Bright star, would I were stedfast as thou art!
Not in lone splendor hung aloft the night,
And watching, with eternal lids apart,

Like nature's patient, sleepless Eremite,
The moving waters at their priest-like task
Of pure ablution round earth's human shores,
Or gazing on the new soft-fallen mask

Of snow upon the mountains and the moors:
No-yet still stedfast, still unchangeable,

Pillow'd upon my fair love's ripening breast,
To feel for ever its soft fall and swell,

Awake forever in a sweet unrest,
Still, still to hear her tender-taken breath
And so live ever or else swoon to death.

XXVIII

IN ROME

As he sailed away the phantom of love found a

freer privilege to haunt and torment the imagination.

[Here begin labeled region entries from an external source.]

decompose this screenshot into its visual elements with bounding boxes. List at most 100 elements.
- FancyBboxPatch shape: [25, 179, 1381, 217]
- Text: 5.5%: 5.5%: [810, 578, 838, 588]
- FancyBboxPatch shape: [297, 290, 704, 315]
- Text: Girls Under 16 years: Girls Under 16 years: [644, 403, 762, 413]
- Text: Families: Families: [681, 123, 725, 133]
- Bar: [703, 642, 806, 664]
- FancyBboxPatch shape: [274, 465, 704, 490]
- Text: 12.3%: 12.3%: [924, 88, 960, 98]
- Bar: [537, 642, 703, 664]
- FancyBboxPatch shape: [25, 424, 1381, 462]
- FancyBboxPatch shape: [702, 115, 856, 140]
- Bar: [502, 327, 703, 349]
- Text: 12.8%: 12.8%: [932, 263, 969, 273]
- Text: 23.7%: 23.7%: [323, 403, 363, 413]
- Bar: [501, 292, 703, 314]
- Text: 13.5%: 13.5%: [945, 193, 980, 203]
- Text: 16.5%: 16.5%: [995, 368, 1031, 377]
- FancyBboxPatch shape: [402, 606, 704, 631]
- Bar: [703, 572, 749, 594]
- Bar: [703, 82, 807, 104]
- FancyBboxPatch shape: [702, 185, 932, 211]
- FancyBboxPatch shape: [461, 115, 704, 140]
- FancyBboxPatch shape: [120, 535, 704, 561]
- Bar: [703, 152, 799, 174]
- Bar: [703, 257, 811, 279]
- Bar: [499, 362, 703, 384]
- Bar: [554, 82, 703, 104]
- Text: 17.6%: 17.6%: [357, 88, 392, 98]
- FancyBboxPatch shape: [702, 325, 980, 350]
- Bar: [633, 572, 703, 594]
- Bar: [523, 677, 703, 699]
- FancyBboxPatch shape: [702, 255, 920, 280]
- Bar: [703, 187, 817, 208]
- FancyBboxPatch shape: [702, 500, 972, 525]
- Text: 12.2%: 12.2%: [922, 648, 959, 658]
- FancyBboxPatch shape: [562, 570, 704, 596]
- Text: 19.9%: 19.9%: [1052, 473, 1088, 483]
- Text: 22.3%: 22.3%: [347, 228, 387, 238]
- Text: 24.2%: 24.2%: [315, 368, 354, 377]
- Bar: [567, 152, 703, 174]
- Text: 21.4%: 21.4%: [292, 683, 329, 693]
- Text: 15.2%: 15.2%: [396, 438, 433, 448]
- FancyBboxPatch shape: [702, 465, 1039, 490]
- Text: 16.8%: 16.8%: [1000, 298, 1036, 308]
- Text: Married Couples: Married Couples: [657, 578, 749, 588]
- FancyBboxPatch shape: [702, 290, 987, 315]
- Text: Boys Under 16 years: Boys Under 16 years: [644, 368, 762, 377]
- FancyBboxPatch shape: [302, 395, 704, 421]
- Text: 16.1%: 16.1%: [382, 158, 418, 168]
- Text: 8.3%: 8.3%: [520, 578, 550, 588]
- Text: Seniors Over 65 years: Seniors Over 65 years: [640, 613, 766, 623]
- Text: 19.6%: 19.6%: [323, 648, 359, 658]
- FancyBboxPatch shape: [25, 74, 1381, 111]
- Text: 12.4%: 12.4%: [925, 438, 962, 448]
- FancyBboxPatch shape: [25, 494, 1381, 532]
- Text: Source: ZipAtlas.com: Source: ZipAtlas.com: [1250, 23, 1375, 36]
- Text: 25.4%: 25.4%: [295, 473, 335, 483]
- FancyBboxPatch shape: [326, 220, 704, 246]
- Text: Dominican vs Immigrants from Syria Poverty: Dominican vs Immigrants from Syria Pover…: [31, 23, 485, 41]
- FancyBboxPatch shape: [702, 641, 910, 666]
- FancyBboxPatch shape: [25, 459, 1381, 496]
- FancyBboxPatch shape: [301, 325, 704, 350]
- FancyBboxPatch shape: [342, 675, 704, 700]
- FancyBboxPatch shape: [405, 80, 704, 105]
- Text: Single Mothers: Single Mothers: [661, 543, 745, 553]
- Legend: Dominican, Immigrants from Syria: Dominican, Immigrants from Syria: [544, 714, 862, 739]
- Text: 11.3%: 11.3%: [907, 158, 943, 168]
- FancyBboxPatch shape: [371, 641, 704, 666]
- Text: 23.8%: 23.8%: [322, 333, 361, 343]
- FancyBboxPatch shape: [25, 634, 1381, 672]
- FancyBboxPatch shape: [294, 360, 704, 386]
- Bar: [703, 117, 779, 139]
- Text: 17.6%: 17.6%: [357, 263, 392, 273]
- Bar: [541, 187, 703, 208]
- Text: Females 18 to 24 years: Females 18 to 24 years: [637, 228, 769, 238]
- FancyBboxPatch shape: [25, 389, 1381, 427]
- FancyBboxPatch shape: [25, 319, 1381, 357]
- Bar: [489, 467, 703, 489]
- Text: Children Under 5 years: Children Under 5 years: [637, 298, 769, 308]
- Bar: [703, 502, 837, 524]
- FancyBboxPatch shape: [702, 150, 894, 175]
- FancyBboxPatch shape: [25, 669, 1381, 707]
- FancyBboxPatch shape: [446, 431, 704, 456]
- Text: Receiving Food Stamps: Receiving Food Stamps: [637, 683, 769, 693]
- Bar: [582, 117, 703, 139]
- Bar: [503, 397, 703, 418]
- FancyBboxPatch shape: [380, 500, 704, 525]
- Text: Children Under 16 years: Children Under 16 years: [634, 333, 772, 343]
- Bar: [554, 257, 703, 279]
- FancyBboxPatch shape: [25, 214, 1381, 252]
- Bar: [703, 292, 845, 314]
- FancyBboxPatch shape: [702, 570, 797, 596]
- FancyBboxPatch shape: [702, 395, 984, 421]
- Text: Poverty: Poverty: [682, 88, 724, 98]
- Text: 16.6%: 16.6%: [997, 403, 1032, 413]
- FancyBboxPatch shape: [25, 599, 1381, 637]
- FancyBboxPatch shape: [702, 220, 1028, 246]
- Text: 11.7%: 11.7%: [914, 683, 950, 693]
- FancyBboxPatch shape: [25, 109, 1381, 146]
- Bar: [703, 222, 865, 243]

He thinks of death as a decree of absolute divorce. Yet there is a chivalrous thoughtfulness in the parting messages. From Yarmouth, ten days after leaving London, he wrote Brown, "You think she has many faults but for my sake think she has not one." He cherishes no hope of return, though desire burns with an intensity increasing with the distance. Already he is overwhelmed with the sense of a great darkness coming over him, and in this he sees "her figure eternally vanishing." In this gloom his hope flutters and craves, with blind eyes, a life beyond.

The voyage had its adventures. After the two weeks of slow sailing and anchoring along the English coast, the vessel had to drive through a hard storm for three days in the Bay of Biscay.